With gas prices low, what are Americans spending on instead?
Gas prices tumbled to rarely seen lows in late 2014 and early 2015, leaving many Americans with a little more pocket money than usual – money that didn’t go to a new pair of designer shoes or paying down student debt.
Like 2014, 2015 has been a great year so far at the pump. Thanks to a plummeting oil market, consumers will save an average of $700 per year on gasoline, according to the US Energy Information Administration (EIA). It’s the perfect excuse to spring for an Apple Watch or knock out a few student loan payments, right?
Not exactly. More frequently, Americans are using their gas savings to meet their everyday expenses, according to a study released Monday by Bankrate.com, a personal finance site. Forget the long-awaited cruise or extra retirement contribution; four in 10 of Bankrate’s survey respondents had to spend their gas windfalls on essentials like rent and groceries.

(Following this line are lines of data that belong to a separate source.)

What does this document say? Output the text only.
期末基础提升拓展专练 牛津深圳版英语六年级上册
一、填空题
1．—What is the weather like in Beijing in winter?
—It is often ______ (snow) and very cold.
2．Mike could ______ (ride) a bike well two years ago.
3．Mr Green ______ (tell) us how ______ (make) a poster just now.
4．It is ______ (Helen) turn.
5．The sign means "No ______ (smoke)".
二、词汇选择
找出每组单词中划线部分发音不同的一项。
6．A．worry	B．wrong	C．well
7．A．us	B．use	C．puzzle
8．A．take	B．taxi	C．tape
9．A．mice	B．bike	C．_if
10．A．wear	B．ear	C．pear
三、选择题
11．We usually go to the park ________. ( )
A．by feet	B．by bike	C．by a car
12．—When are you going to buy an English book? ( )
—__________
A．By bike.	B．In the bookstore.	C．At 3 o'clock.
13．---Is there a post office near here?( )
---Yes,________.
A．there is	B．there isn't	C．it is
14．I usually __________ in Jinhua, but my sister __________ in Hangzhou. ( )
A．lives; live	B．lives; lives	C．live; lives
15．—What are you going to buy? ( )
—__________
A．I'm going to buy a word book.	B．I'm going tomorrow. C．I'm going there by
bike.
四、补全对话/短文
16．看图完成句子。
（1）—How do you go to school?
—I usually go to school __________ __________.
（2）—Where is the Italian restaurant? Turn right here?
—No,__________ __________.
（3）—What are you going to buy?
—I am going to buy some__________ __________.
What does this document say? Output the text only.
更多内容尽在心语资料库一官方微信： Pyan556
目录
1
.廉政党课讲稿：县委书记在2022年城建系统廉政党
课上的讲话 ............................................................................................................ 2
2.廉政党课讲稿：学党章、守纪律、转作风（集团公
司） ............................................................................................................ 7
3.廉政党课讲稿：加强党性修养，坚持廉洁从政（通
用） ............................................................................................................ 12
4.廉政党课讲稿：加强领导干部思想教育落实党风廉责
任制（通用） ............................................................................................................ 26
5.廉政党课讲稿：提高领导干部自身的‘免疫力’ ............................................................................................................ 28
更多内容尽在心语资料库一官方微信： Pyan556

Additionally, 23 percent of respondents saved or invested the extra money. Discretionary spending, on things like dining out and travel, was the least common, at about 14 percent.

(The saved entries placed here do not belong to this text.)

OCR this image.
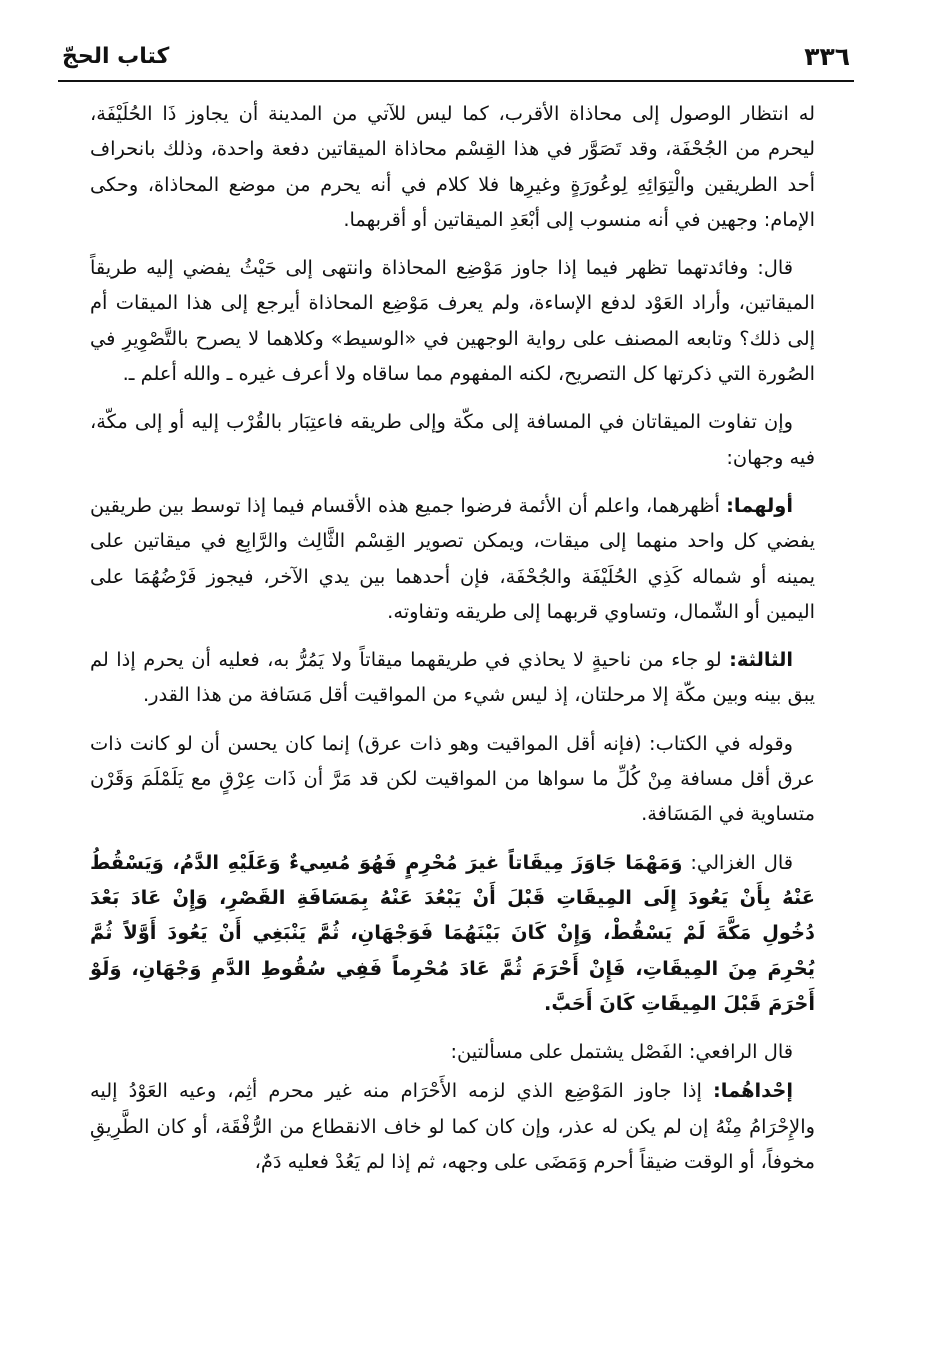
٣٣٦
كتاب الحجّ

له انتظار الوصول إلى محاذاة الأقرب، كما ليس للآتي من المدينة أن يجاوز ذَا الحُلَيْفَة، ليحرم من الجُحْفَة، وقد تَصَوَّر في هذا القِسْم محاذاة الميقاتين دفعة واحدة، وذلك بانحراف أحد الطريقين والْتِوَائِهِ لِوعُورَةٍ وغيرِها فلا كلام في أنه يحرم من موضع المحاذاة، وحكى الإمام: وجهين في أنه منسوب إلى أبْعَدِ الميقاتين أو أقربهما.

قال: وفائدتهما تظهر فيما إذا جاوز مَوْضِع المحاذاة وانتهى إلى حَيْثُ يفضي إليه طريقاً الميقاتين، وأراد العَوْد لدفع الإساءة، ولم يعرف مَوْضِع المحاذاة أيرجع إلى هذا الميقات أم إلى ذلك؟ وتابعه المصنف على رواية الوجهين في «الوسيط» وكلاهما لا يصرح بالتَّصْوِيرِ في الصُورة التي ذكرتها كل التصريح، لكنه المفهوم مما ساقاه ولا أعرف غيره ـ والله أعلم ـ.

وإن تفاوت الميقاتان في المسافة إلى مكّة وإلى طريقه فاعتِبَار بالقُرْب إليه أو إلى مكّة، فيه وجهان:

أولهما: أظهرهما، واعلم أن الأئمة فرضوا جميع هذه الأقسام فيما إذا توسط بين طريقين يفضي كل واحد منهما إلى ميقات، ويمكن تصوير القِسْم الثَّالِث والرَّابِع في ميقاتين على يمينه أو شماله كَذِي الحُلَيْفَة والجُحْفَة، فإن أحدهما بين يدي الآخر، فيجوز فَرْضُهُمَا على اليمين أو الشّمال، وتساوي قربهما إلى طريقه وتفاوته.

الثالثة: لو جاء من ناحيةٍ لا يحاذي في طريقهما ميقاتاً ولا يَمُرُّ به، فعليه أن يحرم إذا لم يبق بينه وبين مكّة إلا مرحلتان، إذ ليس شيء من المواقيت أقل مَسَافة من هذا القدر.

وقوله في الكتاب: (فإنه أقل المواقيت وهو ذات عرق) إنما كان يحسن أن لو كانت ذات عرق أقل مسافة مِنْ كُلِّ ما سواها من المواقيت لكن قد مَرَّ أن ذَات عِرْقٍ مع يَلَمْلَمَ وَقَرْن متساوية في المَسَافة.

قال الغزالي: وَمَهْمَا جَاوَزَ مِيقَاتاً غيرَ مُحْرِمٍ فَهُوَ مُسِيءٌ وَعَلَيْهِ الدَّمُ، وَيَسْقُطُ عَنْهُ بِأَنْ يَعُودَ إِلَى المِيقَاتِ قَبْلَ أَنْ يَبْعُدَ عَنْهُ بِمَسَافَةِ القَصْرِ، وَإِنْ عَادَ بَعْدَ دُخُولِ مَكَّةَ لَمْ يَسْقُطْ، وَإِنْ كَانَ بَيْنَهُمَا فَوَجْهَانِ، ثُمَّ يَنْبَغِي أَنْ يَعُودَ أَوَّلاً ثُمَّ يُحْرِمَ مِنَ المِيقَاتِ، فَإِنْ أَحْرَمَ ثُمَّ عَادَ مُحْرِماً فَفِي سُقُوطِ الدَّمِ وَجْهَانِ، وَلَوْ أَحْرَمَ قَبْلَ المِيقَاتِ كَانَ أَحَبَّ.

قال الرافعي: الفَصْل يشتمل على مسألتين:

إحْداهُما: إذا جاوز المَوْضِع الذي لزمه الأَحْرَام منه غير محرم أثِم، وعيه العَوْدُ إليه والإِحْرَامُ مِنْهُ إن لم يكن له عذر، وإن كان كما لو خاف الانقطاع من الرُّفْقَة، أو كان الطَّرِيقِ مخوفاً، أو الوقت ضيقاً أحرم وَمَضَى على وجهه، ثم إذا لم يَعُدْ فعليه دَمٌ،
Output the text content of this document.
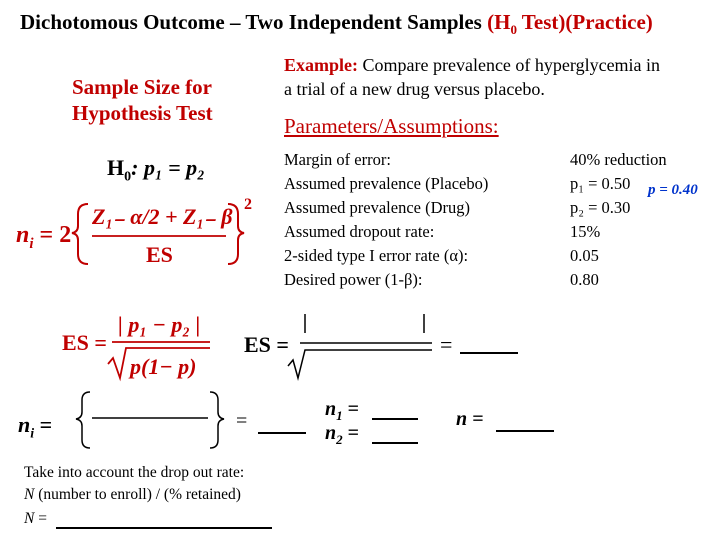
Dichotomous Outcome – Two Independent Samples ($H_0$ Test)(Practice)
Sample Size for
Hypothesis Test
Example: Compare prevalence of hyperglycemia in
a trial of a new drug versus placebo.
Parameters/Assumptions:
Margin of error:	40% reduction
Assumed prevalence (Placebo)	p₁ = 0.50
Assumed prevalence (Drug)	p₂ = 0.30
Assumed dropout rate:	15%
2-sided type I error rate (α):	0.05
Desired power (1-β):	0.80
p = 0.40
$H_0$: p₁ = p₂
$n_i = 2$
Z₁₋ α/2 + Z₁₋ β
ES
2
ES =
| p₁ − p₂ |
p(1− p)
ES =	=
$n_i$ =	=
$n_1$ =
$n_2$ =
n =
Take into account the drop out rate:
N (number to enroll) / (% retained)
N =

Millennials were more likely to save or invest – or buy something nonessential – than any other age group. High-income respondents – people making $75,000 or more – were about twice as likely to have saved their extra gas money than their lower-income counterparts.
“The percentage of Americans earmarking this money for everyday necessities outpaced those using it for discretionary purchases by nearly 3-to-1,” Bankrate chief financial analyst Greg McBride said in the report. “You see why the economy is growing at such an anemic pace.”

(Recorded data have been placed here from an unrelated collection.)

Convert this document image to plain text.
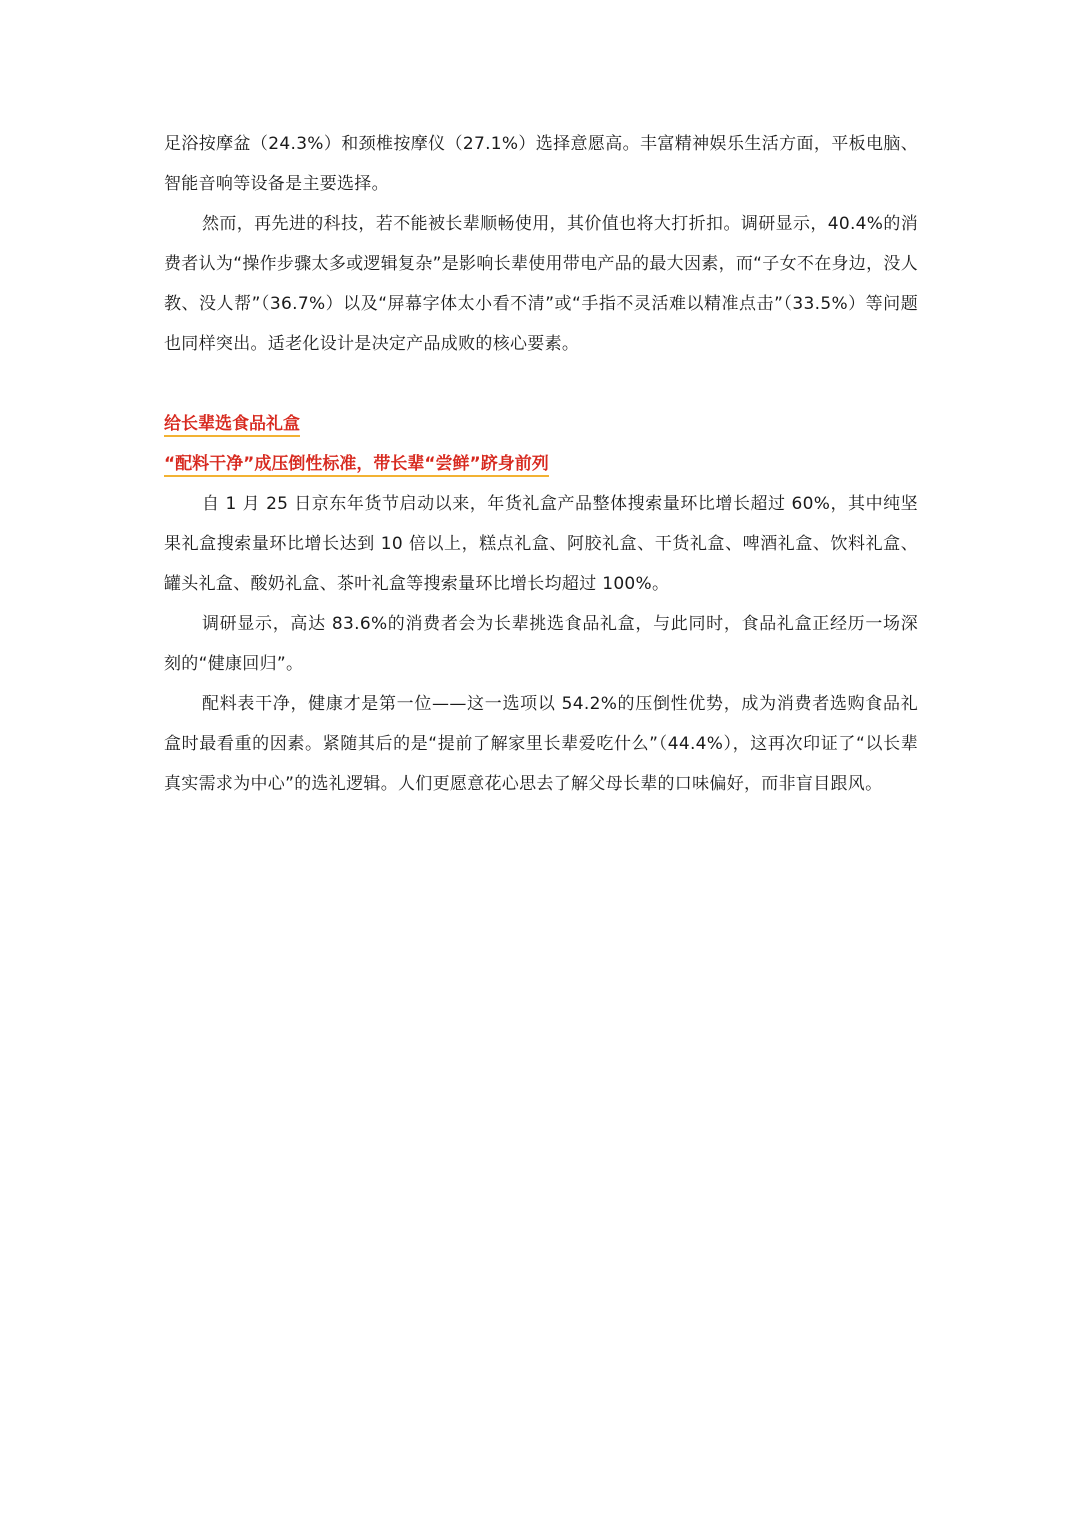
足浴按摩盆（24.3%）和颈椎按摩仪（27.1%）选择意愿高。丰富精神娱乐生活方面，平板电脑、智能音响等设备是主要选择。

然而，再先进的科技，若不能被长辈顺畅使用，其价值也将大打折扣。调研显示，40.4%的消费者认为“操作步骤太多或逻辑复杂”是影响长辈使用带电产品的最大因素，而“子女不在身边，没人教、没人帮”（36.7%）以及“屏幕字体太小看不清”或“手指不灵活难以精准点击”（33.5%）等问题也同样突出。适老化设计是决定产品成败的核心要素。

给长辈选食品礼盒

“配料干净”成压倒性标准，带长辈“尝鲜”跻身前列

自 1 月 25 日京东年货节启动以来，年货礼盒产品整体搜索量环比增长超过 60%，其中纯坚果礼盒搜索量环比增长达到 10 倍以上，糕点礼盒、阿胶礼盒、干货礼盒、啤酒礼盒、饮料礼盒、罐头礼盒、酸奶礼盒、茶叶礼盒等搜索量环比增长均超过 100%。

调研显示，高达 83.6%的消费者会为长辈挑选食品礼盒，与此同时，食品礼盒正经历一场深刻的“健康回归”。

配料表干净，健康才是第一位——这一选项以 54.2%的压倒性优势，成为消费者选购食品礼盒时最看重的因素。紧随其后的是“提前了解家里长辈爱吃什么”（44.4%），这再次印证了“以长辈真实需求为中心”的选礼逻辑。人们更愿意花心思去了解父母长辈的口味偏好，而非盲目跟风。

The findings offer further evidence that as broad measures of the country’s financial picture improve, most Americans aren’t feeling it. Even as the stock market hits new highs, the billionaires’ club grows by hundreds annually, and revenues at the world’s biggest companies balloon, the consumer economy has yet to kick into high gear. Retail sales have barely budged since the beginning of this year, despite the arrival of warmer weather that would generally lure people into shops and restaurants. On a larger scale, the housing market has an affordability problem. Heavy demand at the lower end of the market is pushing up prices, making it hard for first-time buyers to break into the market, and, as a side effect, causing sizable rent increases across much of the country.
All of this means even economic trends that trickle down to the average consumer, like savings from cheap gas, are used to catch up rather than get ahead. That could change, eventually, as things improve further and American’s confidence in their financials firms up. In the same Bankrate survey, respondents reported higher levels of job security than they had a year ago, as well as more confidence about their debt levels and savings rates. The drop in gas prices has combined with a pickup in wages in the first part of 2015 to give average Americans more of a break than they’ve had in several years.
Still, for most Americans, those new Apple Watches are still a long way off.